A scream issued suddenly from the dining room, where two of my three boys sat eating their lunch.
“Why is there screaming?” I screamed back from the living room. No answer. More screaming. Irritated beyond words, I set my laptop aside and groaned my way up to my feet, stumbling into the kitchen in time to see the two older siblings flailing arms, butter knives and forks in each other’s faces. They were also still screaming.

“Stop it, stop it, STOP IT!” I yelled. “No more touching—no TOUCHING—! Hands to yourselves, boys!” They seemed subdued for the moment, so I retreated back to my computer. A moment later, the screams ensued once more.
“Hey, hey, HEY!!!” They looked up at me with less terror than I would have preferred as I rounded the corner. This time, they weren’t actually touching each other—the older boy was now throwing objects (like napkins and salt shakers) at his brother, and therefore not technically breaking my former dictum. I was livid.

“Okay, guys, seriously—? No throwing. NO THROWING! If I see you throwing anything at each other again, there will be consequences!” Sullen looks from unconvinced eyes. I sighed, daring to believe there would now be peace. I hadn’t walked more than two steps into the next room before the screams began once more. I wheeled around and just sat there, disbelieving what my eyes beheld. No touching. No throwing. But now, the older boy was tormenting my younger son to the point of shrieks by pre…tend…ing to throw dangerous objects at his head.

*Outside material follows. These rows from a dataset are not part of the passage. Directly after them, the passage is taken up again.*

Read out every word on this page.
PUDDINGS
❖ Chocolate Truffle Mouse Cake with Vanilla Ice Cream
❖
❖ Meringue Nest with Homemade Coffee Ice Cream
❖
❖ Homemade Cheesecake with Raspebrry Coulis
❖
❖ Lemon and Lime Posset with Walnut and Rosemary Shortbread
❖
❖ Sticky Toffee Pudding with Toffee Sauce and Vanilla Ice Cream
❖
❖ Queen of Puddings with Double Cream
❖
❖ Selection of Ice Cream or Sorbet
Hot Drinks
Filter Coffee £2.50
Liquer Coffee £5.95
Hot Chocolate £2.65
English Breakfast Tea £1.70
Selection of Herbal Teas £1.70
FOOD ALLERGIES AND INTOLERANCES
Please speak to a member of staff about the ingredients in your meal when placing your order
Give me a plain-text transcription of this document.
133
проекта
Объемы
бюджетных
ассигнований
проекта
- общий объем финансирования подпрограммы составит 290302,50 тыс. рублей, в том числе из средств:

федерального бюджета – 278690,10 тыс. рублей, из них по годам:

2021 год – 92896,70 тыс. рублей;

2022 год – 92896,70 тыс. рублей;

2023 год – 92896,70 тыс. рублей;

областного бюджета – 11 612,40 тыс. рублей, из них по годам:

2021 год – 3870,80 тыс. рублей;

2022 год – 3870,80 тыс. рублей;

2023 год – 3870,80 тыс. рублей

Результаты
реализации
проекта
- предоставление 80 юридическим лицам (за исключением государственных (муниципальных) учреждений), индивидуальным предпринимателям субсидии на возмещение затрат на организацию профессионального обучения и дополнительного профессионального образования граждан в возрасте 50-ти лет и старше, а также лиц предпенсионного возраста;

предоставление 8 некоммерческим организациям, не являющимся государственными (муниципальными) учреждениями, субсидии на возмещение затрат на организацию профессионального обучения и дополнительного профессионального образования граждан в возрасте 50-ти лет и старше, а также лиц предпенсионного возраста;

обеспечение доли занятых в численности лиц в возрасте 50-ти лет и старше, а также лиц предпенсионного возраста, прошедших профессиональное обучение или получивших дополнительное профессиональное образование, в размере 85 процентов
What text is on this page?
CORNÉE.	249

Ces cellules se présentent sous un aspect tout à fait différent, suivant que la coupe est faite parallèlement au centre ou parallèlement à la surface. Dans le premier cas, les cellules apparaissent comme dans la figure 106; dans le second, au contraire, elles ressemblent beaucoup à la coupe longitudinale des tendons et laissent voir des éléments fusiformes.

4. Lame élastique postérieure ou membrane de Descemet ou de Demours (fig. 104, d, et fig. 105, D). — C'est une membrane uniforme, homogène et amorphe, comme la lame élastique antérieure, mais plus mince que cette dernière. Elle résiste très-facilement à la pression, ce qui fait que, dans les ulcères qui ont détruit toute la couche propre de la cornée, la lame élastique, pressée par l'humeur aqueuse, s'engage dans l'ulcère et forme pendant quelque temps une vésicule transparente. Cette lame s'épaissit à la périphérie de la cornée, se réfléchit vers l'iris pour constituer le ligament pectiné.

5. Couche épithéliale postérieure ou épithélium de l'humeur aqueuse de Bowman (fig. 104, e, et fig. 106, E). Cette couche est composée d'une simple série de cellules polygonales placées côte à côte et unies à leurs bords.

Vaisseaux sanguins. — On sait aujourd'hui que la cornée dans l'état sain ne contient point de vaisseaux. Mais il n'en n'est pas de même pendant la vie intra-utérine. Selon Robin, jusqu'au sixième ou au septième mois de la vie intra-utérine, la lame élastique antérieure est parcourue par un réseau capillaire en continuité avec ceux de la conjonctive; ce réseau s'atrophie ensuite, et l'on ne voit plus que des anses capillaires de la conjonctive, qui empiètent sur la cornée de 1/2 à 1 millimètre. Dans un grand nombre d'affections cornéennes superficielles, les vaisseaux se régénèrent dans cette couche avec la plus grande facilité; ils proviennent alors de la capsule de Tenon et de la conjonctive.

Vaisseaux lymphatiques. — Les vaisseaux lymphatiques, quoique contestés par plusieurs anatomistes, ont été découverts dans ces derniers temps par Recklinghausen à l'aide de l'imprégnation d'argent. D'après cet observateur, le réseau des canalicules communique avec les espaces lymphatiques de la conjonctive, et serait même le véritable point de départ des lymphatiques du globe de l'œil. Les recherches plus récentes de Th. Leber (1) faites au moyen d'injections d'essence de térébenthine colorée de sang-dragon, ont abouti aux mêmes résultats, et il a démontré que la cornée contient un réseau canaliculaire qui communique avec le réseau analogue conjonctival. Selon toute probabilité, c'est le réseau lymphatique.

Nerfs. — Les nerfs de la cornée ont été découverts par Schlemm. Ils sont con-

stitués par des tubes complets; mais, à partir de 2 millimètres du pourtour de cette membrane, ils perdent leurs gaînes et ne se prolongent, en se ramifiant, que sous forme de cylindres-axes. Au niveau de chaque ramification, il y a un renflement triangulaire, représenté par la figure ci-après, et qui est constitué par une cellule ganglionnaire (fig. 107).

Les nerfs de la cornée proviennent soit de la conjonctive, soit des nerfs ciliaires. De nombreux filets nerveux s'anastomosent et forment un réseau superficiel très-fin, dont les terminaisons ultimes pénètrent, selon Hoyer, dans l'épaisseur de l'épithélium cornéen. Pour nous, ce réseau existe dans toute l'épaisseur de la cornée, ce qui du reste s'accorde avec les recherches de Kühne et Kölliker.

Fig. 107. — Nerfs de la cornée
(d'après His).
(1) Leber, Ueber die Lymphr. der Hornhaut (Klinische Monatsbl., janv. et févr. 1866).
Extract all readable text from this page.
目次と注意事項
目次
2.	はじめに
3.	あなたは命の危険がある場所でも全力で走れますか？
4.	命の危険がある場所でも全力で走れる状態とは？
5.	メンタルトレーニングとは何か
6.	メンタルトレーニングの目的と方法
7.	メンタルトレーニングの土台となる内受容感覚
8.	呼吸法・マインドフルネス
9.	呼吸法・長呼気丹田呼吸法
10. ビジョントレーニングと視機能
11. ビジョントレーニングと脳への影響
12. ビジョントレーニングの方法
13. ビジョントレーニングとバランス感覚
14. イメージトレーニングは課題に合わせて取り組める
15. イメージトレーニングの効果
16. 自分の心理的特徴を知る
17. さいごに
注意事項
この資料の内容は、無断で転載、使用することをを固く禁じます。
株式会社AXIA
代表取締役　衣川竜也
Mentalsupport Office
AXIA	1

I was about to completely lose it and issue yet another demandment-commandment when it occurred to me that, given the hyper-literalism children seem to be born with, this scenario had the potential to continue repeating itself for quite some time. Unless… unless I cut to the chase and spelled out the bigger picture.

“Look, boys,” I said calmly (I was proud of my calm), “The idea is that I don’t want you guys to do anything to each other that hurts the other person. Got it? Anything.” They stared at me for a moment before nodding solemnly, as if for the first time comprehending the very purpose of life itself, or perhaps just stunned into silence by the devastating limits of my new guidelines. And I nodded too, thinking of God’s 10 commandments and the hundreds of other rules, of every additional ‘do’ or ‘do not’ found in the Bible that can really just be summed up in one sentence for us hyper-legalistic children of God in a short variety of ways—‘Don’t do anything to each other that hurts the other person. Do unto others as you would have them do unto you. Love one another.’
"So whatever you wish that others would do to you, do also to them, for this is the Law and the Prophets." (Matthew 7:12)

P.S. I’m not saying my boys listened.

Surrounded by Grace,


  1. You put a smile on my face this morning. I can so relate. What is it with boys? I'm going to use your line next time my boys are tormenting each other, which should be any time now. :)

  2. not your fault your children are brilliant. and brilliant at finding ways to miss the mark. he he.
    love it.
    and it is truly hilarious how proud we are of our calm in trying parenting situations. as if our kids can't smell anger like a dog smells fear...

  3. Brandee, so glad you enjoyed the post! Yes, boys; just... WOW. :)

    I know Jessica, it's true. The 7yr-old has a hyper sense of smell as it is. Whenever there's a dirty diaper in the house he says something truly helpful, like- "I smell something." Just like that. So I guess it wouldn't me too much of a stretch for him to do the same with the poorly disguised anger dad is trying to drown out with emotional Lysol!